McBride PLC – Trading Update

The Group's first half continuing revenues at constant currency were 10.8% higher than the prior year. Excluding the benefit of first quarter revenues from Danlind, continuing underlying revenues were 6.0% higher. Underlying Household division sales were 5.9% higher, primarily as a result of higher sales in the East and UK regions (up 23.4% and 10.5% respectively).

As outlined in our recent AGM trading update, the first half year has seen raw material, packaging and logistics costs higher than anticipated, particularly in the second quarter.
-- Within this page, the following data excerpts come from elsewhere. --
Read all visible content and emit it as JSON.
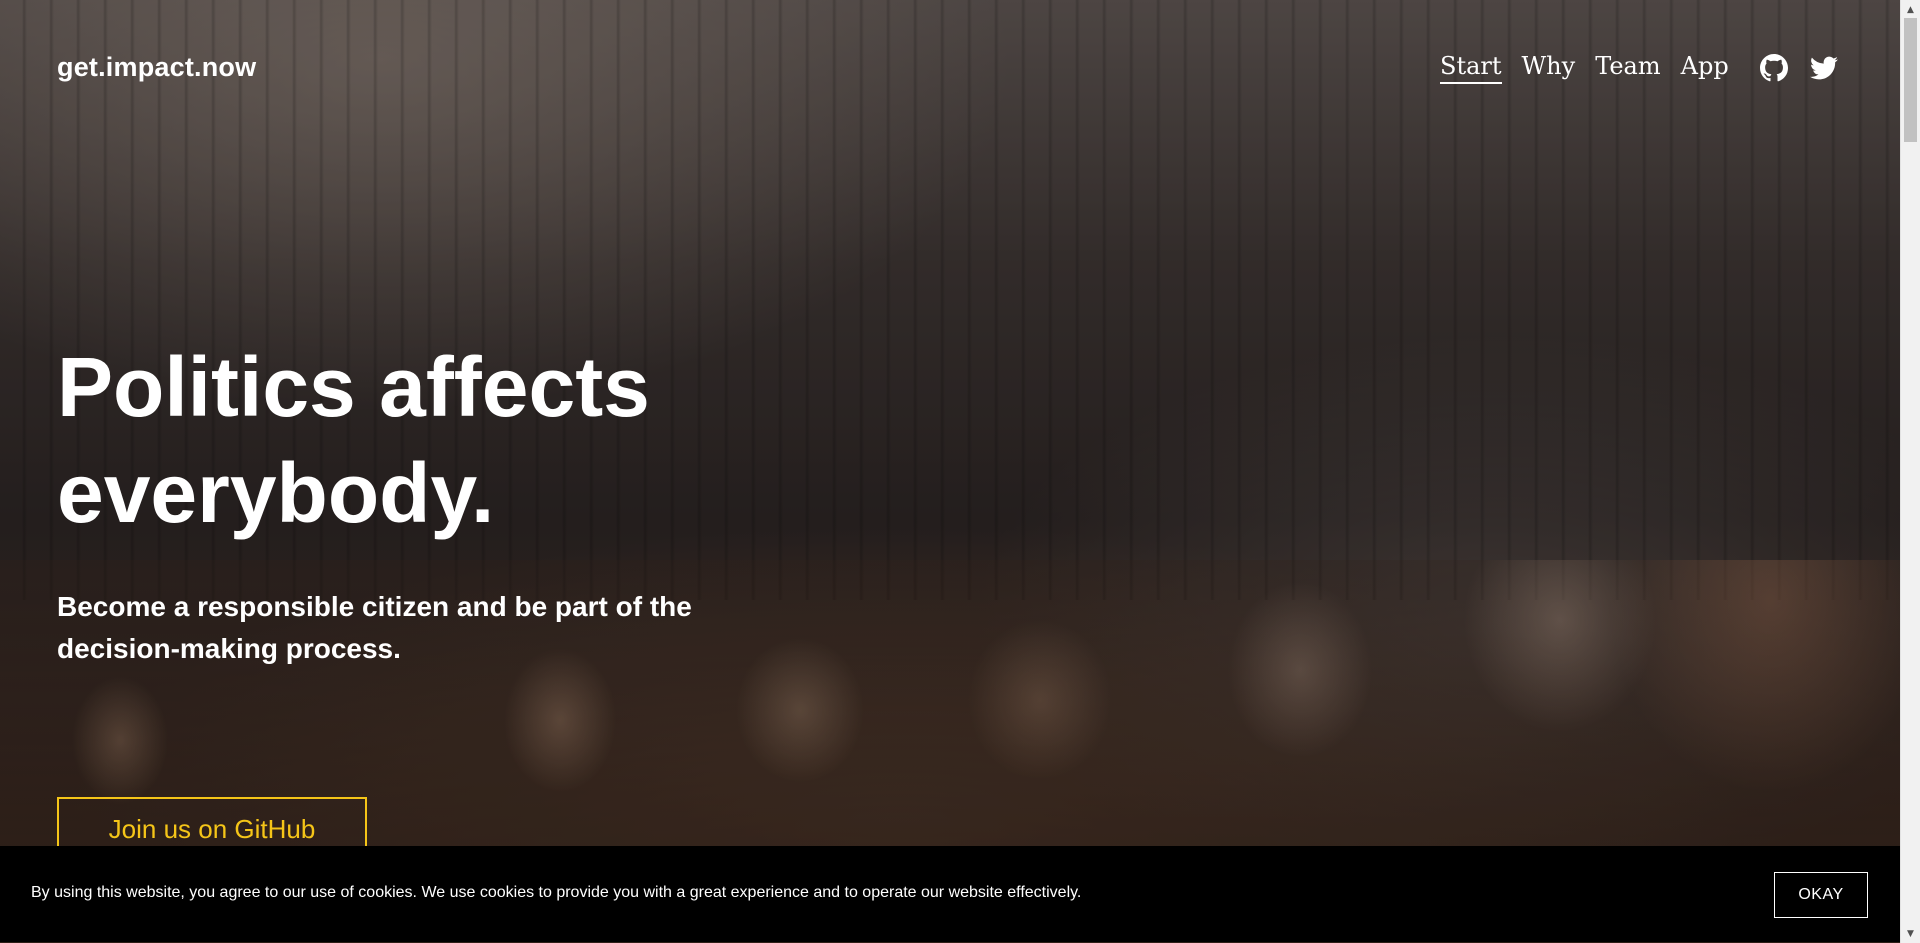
{
  "header": {
    "logo": "get.impact.now",
    "nav": [
      {
        "label": "Start",
        "active": true
      },
      {
        "label": "Why",
        "active": false
      },
      {
        "label": "Team",
        "active": false
      },
      {
        "label": "App",
        "active": false
      }
    ],
    "social": [
      "github-icon",
      "twitter-icon"
    ]
  },
  "hero": {
    "headline_line1": "Politics affects",
    "headline_line2": "everybody.",
    "subhead_line1": "Become a responsible citizen and be part of the",
    "subhead_line2": "decision-making process.",
    "cta_label": "Join us on GitHub",
    "accent_color": "#f5c518"
  },
  "cookie_bar": {
    "text": "By using this website, you agree to our use of cookies. We use cookies to provide you with a great experience and to operate our website effectively.",
    "button_label": "OKAY"
  }
}
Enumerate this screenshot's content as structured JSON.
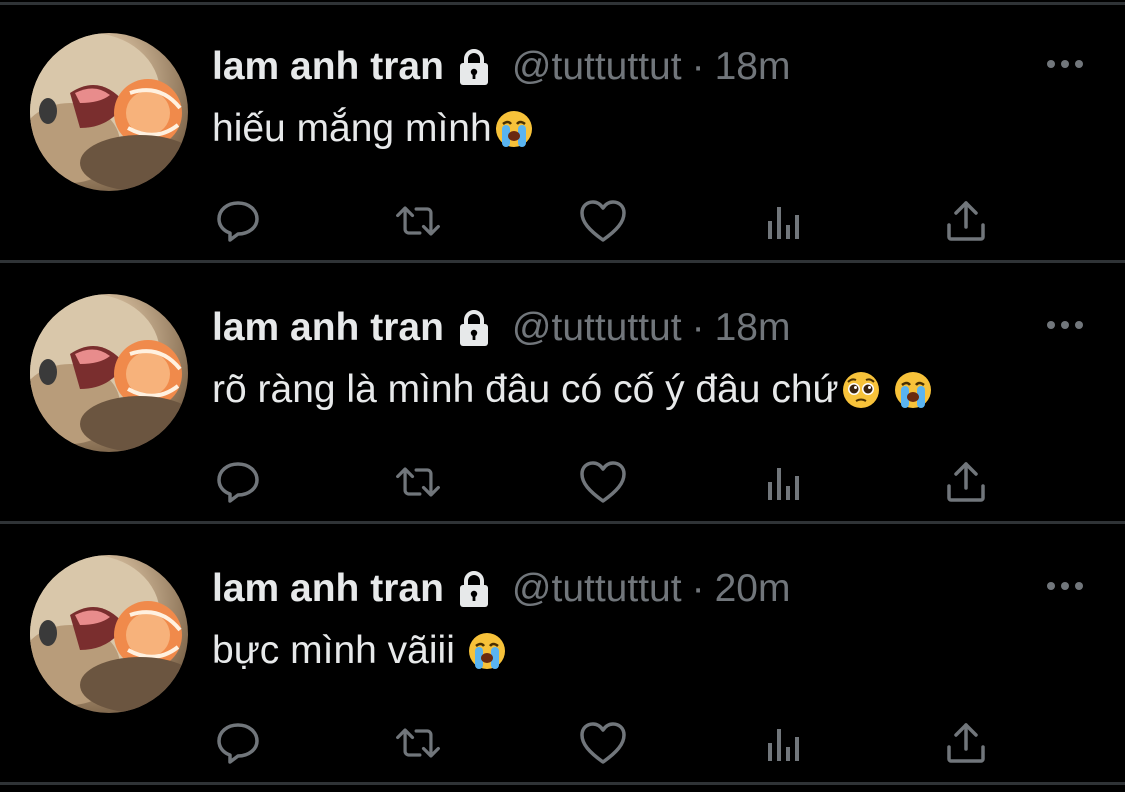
{
  "colors": {
    "background": "#000000",
    "divider": "#2f3336",
    "primary_text": "#e7e9ea",
    "secondary_text": "#71767b"
  },
  "tweets": [
    {
      "display_name": "lam anh tran",
      "handle": "@tuttuttut",
      "separator": "·",
      "time": "18m",
      "text": "hiếu mắng mình",
      "emojis": [
        "loudly-crying-face-emoji"
      ],
      "actions": [
        "reply-icon",
        "retweet-icon",
        "like-icon",
        "analytics-icon",
        "share-icon"
      ]
    },
    {
      "display_name": "lam anh tran",
      "handle": "@tuttuttut",
      "separator": "·",
      "time": "18m",
      "text": "rõ ràng là mình đâu có cố ý đâu chứ",
      "emojis": [
        "pleading-face-emoji",
        "loudly-crying-face-emoji"
      ],
      "actions": [
        "reply-icon",
        "retweet-icon",
        "like-icon",
        "analytics-icon",
        "share-icon"
      ]
    },
    {
      "display_name": "lam anh tran",
      "handle": "@tuttuttut",
      "separator": "·",
      "time": "20m",
      "text": "bực mình vãiii ",
      "emojis": [
        "loudly-crying-face-emoji"
      ],
      "actions": [
        "reply-icon",
        "retweet-icon",
        "like-icon",
        "analytics-icon",
        "share-icon"
      ]
    }
  ]
}
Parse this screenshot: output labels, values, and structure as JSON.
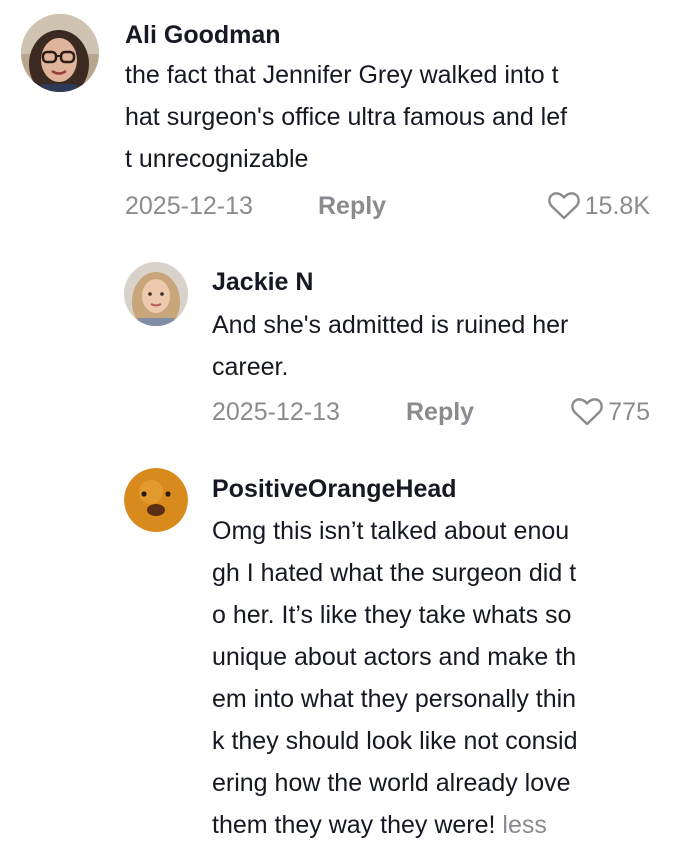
{
  "comments": [
    {
      "author": "Ali Goodman",
      "lines": [
        "the fact that Jennifer Grey walked into t",
        "hat surgeon's office ultra famous and lef",
        "t unrecognizable"
      ],
      "date": "2025-12-13",
      "reply_label": "Reply",
      "likes": "15.8K"
    },
    {
      "author": "Jackie N",
      "lines": [
        "And she's admitted is ruined her",
        "career."
      ],
      "date": "2025-12-13",
      "reply_label": "Reply",
      "likes": "775"
    },
    {
      "author": "PositiveOrangeHead",
      "lines": [
        "Omg this isn’t talked about enou",
        "gh I hated what the surgeon did t",
        "o her. It’s like they take whats so",
        "unique about actors and make th",
        "em into what they personally thin",
        "k they should look like not consid",
        "ering how the world already love",
        "them they way they were!"
      ],
      "less_label": "less"
    }
  ],
  "colors": {
    "text": "#161823",
    "secondary": "#8a8b91",
    "background": "#ffffff"
  },
  "icons": {
    "like": "heart-outline-icon"
  }
}
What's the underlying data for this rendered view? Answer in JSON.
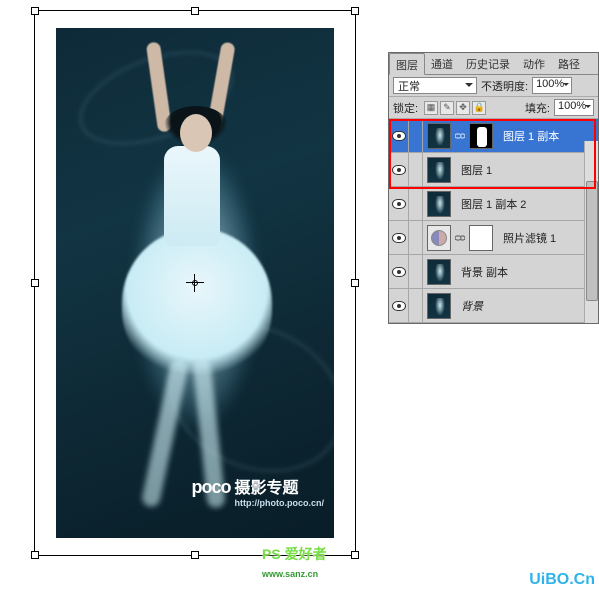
{
  "canvas": {
    "watermark_brand": "poco",
    "watermark_text": "摄影专题",
    "watermark_url": "http://photo.poco.cn/",
    "watermark_site": "UiBO.Cn",
    "watermark_ps": "PS 爱好者",
    "watermark_ps_url": "www.sanz.cn"
  },
  "panel": {
    "tabs": [
      "图层",
      "通道",
      "历史记录",
      "动作",
      "路径"
    ],
    "active_tab": "图层",
    "blend_mode": "正常",
    "opacity_label": "不透明度:",
    "opacity_value": "100%",
    "lock_label": "锁定:",
    "fill_label": "填充:",
    "fill_value": "100%"
  },
  "layers": [
    {
      "name": "图层 1 副本",
      "selected": true,
      "hasMask": true,
      "visible": true
    },
    {
      "name": "图层 1",
      "selected": false,
      "hasMask": false,
      "visible": true
    },
    {
      "name": "图层 1 副本 2",
      "selected": false,
      "hasMask": false,
      "visible": true
    },
    {
      "name": "照片滤镜 1",
      "selected": false,
      "adjustment": true,
      "hasMask": true,
      "visible": true
    },
    {
      "name": "背景 副本",
      "selected": false,
      "hasMask": false,
      "visible": true
    },
    {
      "name": "背景",
      "selected": false,
      "hasMask": false,
      "visible": true,
      "italic": true
    }
  ]
}
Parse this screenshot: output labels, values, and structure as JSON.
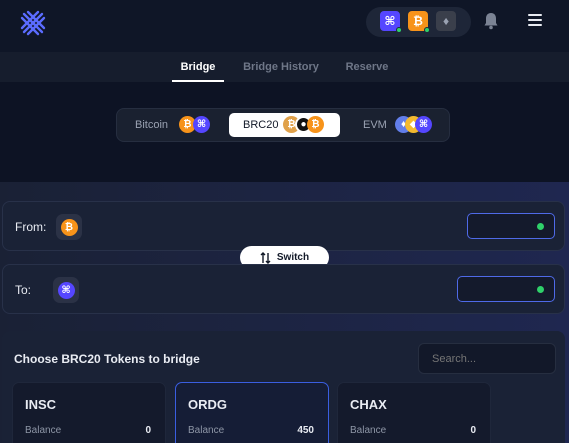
{
  "header": {
    "chains": [
      {
        "icon": "stacks-icon",
        "glyph": "⌘",
        "color": "#5546ff",
        "connected": true
      },
      {
        "icon": "bitcoin-icon",
        "glyph": "₿",
        "color": "#f7931a",
        "connected": true
      },
      {
        "icon": "ethereum-icon",
        "glyph": "♦",
        "color": "#3a3f4b",
        "connected": false
      }
    ]
  },
  "tabs": [
    {
      "label": "Bridge",
      "active": true
    },
    {
      "label": "Bridge History",
      "active": false
    },
    {
      "label": "Reserve",
      "active": false
    }
  ],
  "bridge_types": [
    {
      "label": "Bitcoin",
      "active": false
    },
    {
      "label": "BRC20",
      "active": true
    },
    {
      "label": "EVM",
      "active": false
    }
  ],
  "from": {
    "label": "From:",
    "icon": "bitcoin-icon",
    "glyph": "₿"
  },
  "to": {
    "label": "To:",
    "icon": "stacks-icon",
    "glyph": "⌘"
  },
  "switch": {
    "label": "Switch"
  },
  "choose": {
    "title": "Choose BRC20 Tokens to bridge",
    "search_placeholder": "Search..."
  },
  "tokens": [
    {
      "name": "INSC",
      "balance_label": "Balance",
      "balance": "0",
      "selected": false
    },
    {
      "name": "ORDG",
      "balance_label": "Balance",
      "balance": "450",
      "selected": true
    },
    {
      "name": "CHAX",
      "balance_label": "Balance",
      "balance": "0",
      "selected": false
    }
  ],
  "colors": {
    "accent": "#4f6ae8",
    "bitcoin": "#f7931a",
    "stacks": "#5546ff",
    "online": "#2fd06a"
  }
}
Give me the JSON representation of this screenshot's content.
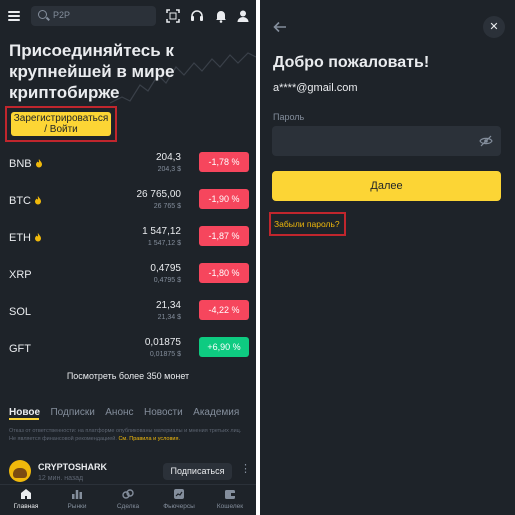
{
  "left": {
    "search": {
      "placeholder": "P2P"
    },
    "hero_title": "Присоединяйтесь к крупнейшей в мире криптобирже",
    "signup_button": "Зарегистрироваться / Войти",
    "coins": [
      {
        "symbol": "BNB",
        "hot": true,
        "price": "204,3",
        "sub": "204,3 $",
        "change": "-1,78 %",
        "direction": "down"
      },
      {
        "symbol": "BTC",
        "hot": true,
        "price": "26 765,00",
        "sub": "26 765 $",
        "change": "-1,90 %",
        "direction": "down"
      },
      {
        "symbol": "ETH",
        "hot": true,
        "price": "1 547,12",
        "sub": "1 547,12 $",
        "change": "-1,87 %",
        "direction": "down"
      },
      {
        "symbol": "XRP",
        "hot": false,
        "price": "0,4795",
        "sub": "0,4795 $",
        "change": "-1,80 %",
        "direction": "down"
      },
      {
        "symbol": "SOL",
        "hot": false,
        "price": "21,34",
        "sub": "21,34 $",
        "change": "-4,22 %",
        "direction": "down"
      },
      {
        "symbol": "GFT",
        "hot": false,
        "price": "0,01875",
        "sub": "0,01875 $",
        "change": "+6,90 %",
        "direction": "up"
      }
    ],
    "more_link": "Посмотреть более 350 монет",
    "news_tabs": [
      "Новое",
      "Подписки",
      "Анонс",
      "Новости",
      "Академия"
    ],
    "disclaimer": {
      "text": "Отказ от ответственности: на платформе опубликованы материалы и мнения третьих лиц. Не является финансовой рекомендацией.",
      "link": "См. Правила и условия."
    },
    "post": {
      "author": "CRYPTOSHARK",
      "time": "12 мин. назад",
      "subscribe": "Подписаться"
    },
    "bottom_nav": [
      "Главная",
      "Рынки",
      "Сделка",
      "Фьючерсы",
      "Кошелек"
    ]
  },
  "right": {
    "title": "Добро пожаловать!",
    "email": "a****@gmail.com",
    "password_label": "Пароль",
    "next_button": "Далее",
    "forgot_link": "Забыли пароль?"
  },
  "colors": {
    "background": "#1e2329",
    "accent": "#fcd535",
    "negative": "#f6465d",
    "positive": "#0ecb81",
    "highlight_box": "#c0262d"
  }
}
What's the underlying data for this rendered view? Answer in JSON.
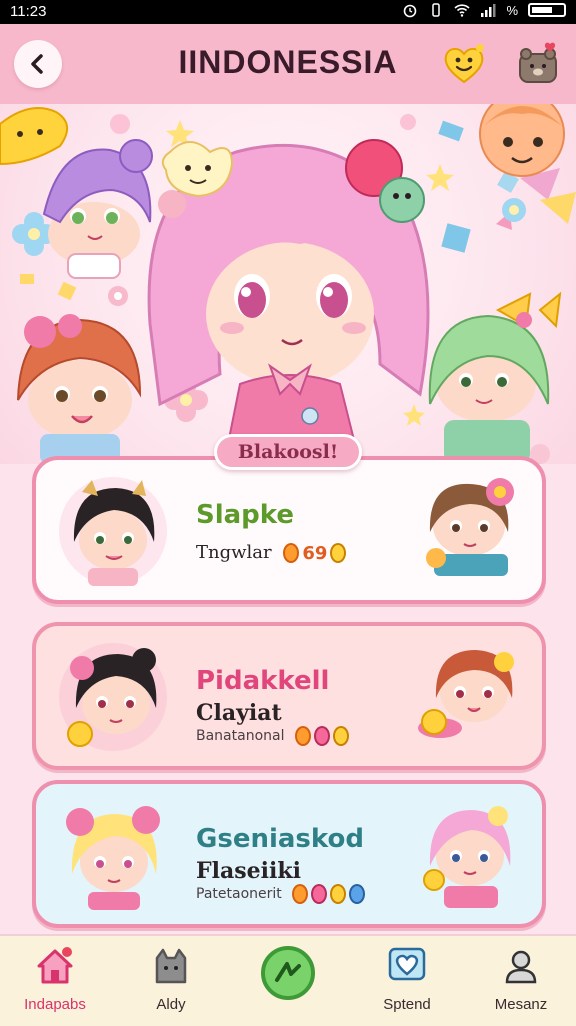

These have been partly mitigated by improved sales volumes and lower overheads.  The pricing outlook for many of our key raw materials has improved recently and in the absence of this reversing significantly, the Board expects full year earnings to be in line with expectations, with full year profit delivery weighted to the second half. 

The sale of the European Personal Care Liquids business was successfully completed during the second quarter and we continue to progress plans for the closure of our UK Aerosols factory in the second half year as expected.  The integration of Danlind continued with our Danish factories transitioning onto the McBride ERP system in December.

The Group will announce its interim results for the six months ended 31 December 2018 on 21 February.

Rik De Vos, Chief Executive said;

“The Group has made significant strategic progress in the first half of this financial year completing the sale of Personal Care Liquids, integrating Danlind onto the McBride systems and managing our revenue growth.  Margins remain our key focus at present and the recent improvement in the pricing outlook for raw materials following almost two years of significant inflation will see some recovery of the cumulative cost impact to the business. I remain confident that the Group continues to be well positioned to exploit the growth and margin opportunities in the remainder of this financial year and beyond.”